Unlike the previous implementation, the class that does not replace the
final output file using rename(2) does not create a temporary file at
all. Instead, it allocates memory using mmap(2) and use it. I think
this is an improvement because it is now guaranteed that the temporary
memory region doesn't trigger any I/O and there's now zero chance to
leave a temporary file behind. Also, it shouldn't impose new restrictions
because were using mmap IO too.

Diff Detail

Repository
rL LLVM

Event Timeline

ruiu created this revision.Oct 30 2017, 8:01 PM
zturner added inline comments.
llvm/lib/Support/FileOutputBuffer.cpp
84–85 ↗(On Diff #120931)

Why can't we just use new here?

145 ↗(On Diff #120931)

This is a bit confusing, in the sense that the function is called isFileRegular but then it can return true even if is_regular_file returns false.

170 ↗(On Diff #120931)

It seems like we can just inline this.

fs::file_status Stat;
if (auto EC = fs::status(Path, Stat))
  return EC;
if (fs::is_directory(Stat))
  return errc::is_a_directory;

if (!fs::exists(Stat) || fs::is_regular_file(Stat))
  return OnDiskBuffer::create(Path, Size, Mode);
return InMemoryBuffer::create(Path, Size, Mode);

the extra function here just confuses things IMO.

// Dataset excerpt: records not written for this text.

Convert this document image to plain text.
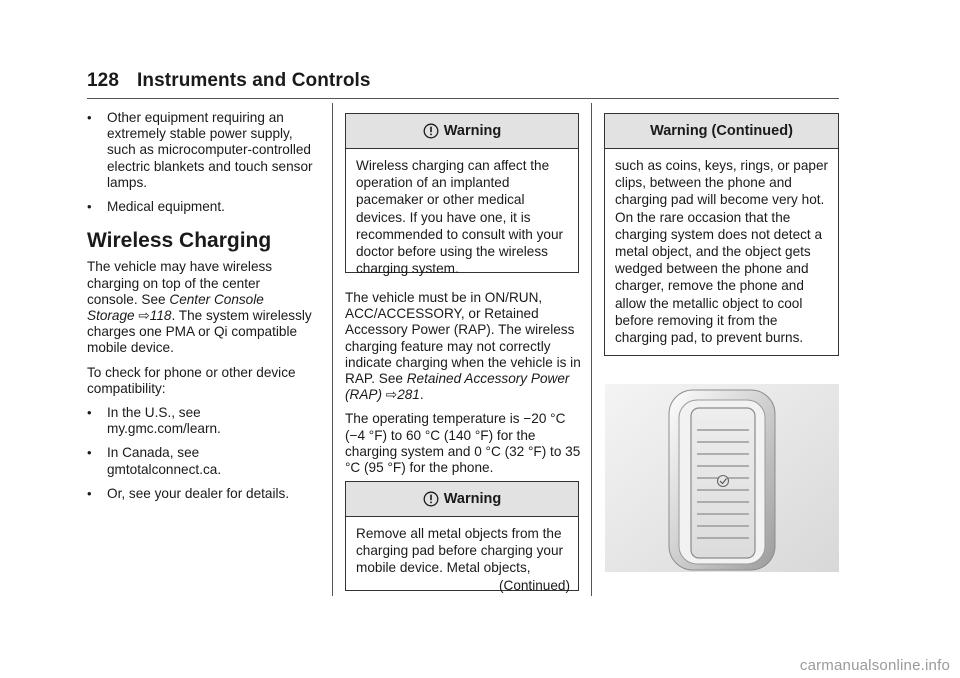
128 Instruments and Controls
• Other equipment requiring an extremely stable power supply, such as microcomputer-controlled electric blankets and touch sensor lamps.
• Medical equipment.
Wireless Charging
The vehicle may have wireless charging on top of the center console. See Center Console Storage ⇨118. The system wirelessly charges one PMA or Qi compatible mobile device.
To check for phone or other device compatibility:
• In the U.S., see my.gmc.com/learn.
• In Canada, see gmtotalconnect.ca.
• Or, see your dealer for details.
Warning
Wireless charging can affect the operation of an implanted pacemaker or other medical devices. If you have one, it is recommended to consult with your doctor before using the wireless charging system.
The vehicle must be in ON/RUN, ACC/ACCESSORY, or Retained Accessory Power (RAP). The wireless charging feature may not correctly indicate charging when the vehicle is in RAP. See Retained Accessory Power (RAP) ⇨281.
The operating temperature is −20 °C (−4 °F) to 60 °C (140 °F) for the charging system and 0 °C (32 °F) to 35 °C (95 °F) for the phone.
Warning
Remove all metal objects from the charging pad before charging your mobile device. Metal objects,
(Continued)
Warning (Continued)
such as coins, keys, rings, or paper clips, between the phone and charging pad will become very hot. On the rare occasion that the charging system does not detect a metal object, and the object gets wedged between the phone and charger, remove the phone and allow the metallic object to cool before removing it from the charging pad, to prevent burns.
carmanualsonline.info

That said, if it reaches the InMemoryBuffer code path, then what exactly *is* Path? It definitely exists, but it's neither a file nor a directory. So it's probably either a symlink, block file, character file, fifo, socket, or unknown file. Why would we be want to overwrite one of those with something?

ruiu added inline comments.Oct 31 2017, 9:24 AM
llvm/lib/Support/FileOutputBuffer.cpp
84–85 ↗(On Diff #120931)

I didn't design Memory class, but it looks like that class can be instantiated only via allocateMappedMemory.

170 ↗(On Diff #120931)

Thank you for the suggestion. Your code looks indeed better. Updated the patch. Also added comment to answer your question.

ruiu updated this revision to Diff 120995.Oct 31 2017, 9:24 AM
  • Address Zach's comments
ruiu updated this revision to Diff 121016.Oct 31 2017, 10:42 AM
  • Fix typo
zturner added inline comments.Oct 31 2017, 11:12 AM
llvm/lib/Support/FileOutputBuffer.cpp
62 ↗(On Diff #121016)

Maybe want to add override to this and the other class's destructor

84–85 ↗(On Diff #120931)

Right, but why do we even need to use the Memory class at all? It seems like overkill. The comments say:

/// This method allocates a block of memory that is suitable for loading
/// dynamically generated code (e.g. JIT).

Since we don't care about the protection (RWX) of the temporary storage, and only about the protection of the final file on disk, it seems like this is unnecessary.

Instead of storing OwningMemoryBlock as a member of the class, you could just store std::vector<uint8_t>.

There are fewer failure paths this way, as it's literally just one call to new, whereas allocateMappedMemory has several ways it can return errors.

ruiu added inline comments.Oct 31 2017, 11:13 AM
llvm/lib/Support/FileOutputBuffer.cpp
84–85 ↗(On Diff #120931)

How can you catch memory exhaustion error if you use new?

zturner accepted this revision.Oct 31 2017, 11:28 AM
zturner added inline comments.
llvm/lib/Support/FileOutputBuffer.cpp
84–85 ↗(On Diff #120931)

Hmm, yea. I guess that's a problem especially since file can be really large.

Honestly I've always had a strong dislike for how in LLVM we write to files by mapping the entire contents into memory and then writing to it.

There was actually a bug just yesterday because of this exact reason, where someone was trying to write a TAR file > 4GB, and so a bunch of hacks have to be added to lit to deal with the address space of the process. If something is a file, you should just be able to write to it. Especially in this case, where "writing directly to the underlying file" (as opposed to writing to a separate file first and then renaming) is actually the desired behavior.

Anyway, I guess for now since we need to handle OOM error this is fine.

This revision is now accepted and ready to land.Oct 31 2017, 11:28 AM
This revision was automatically updated to reflect the committed changes.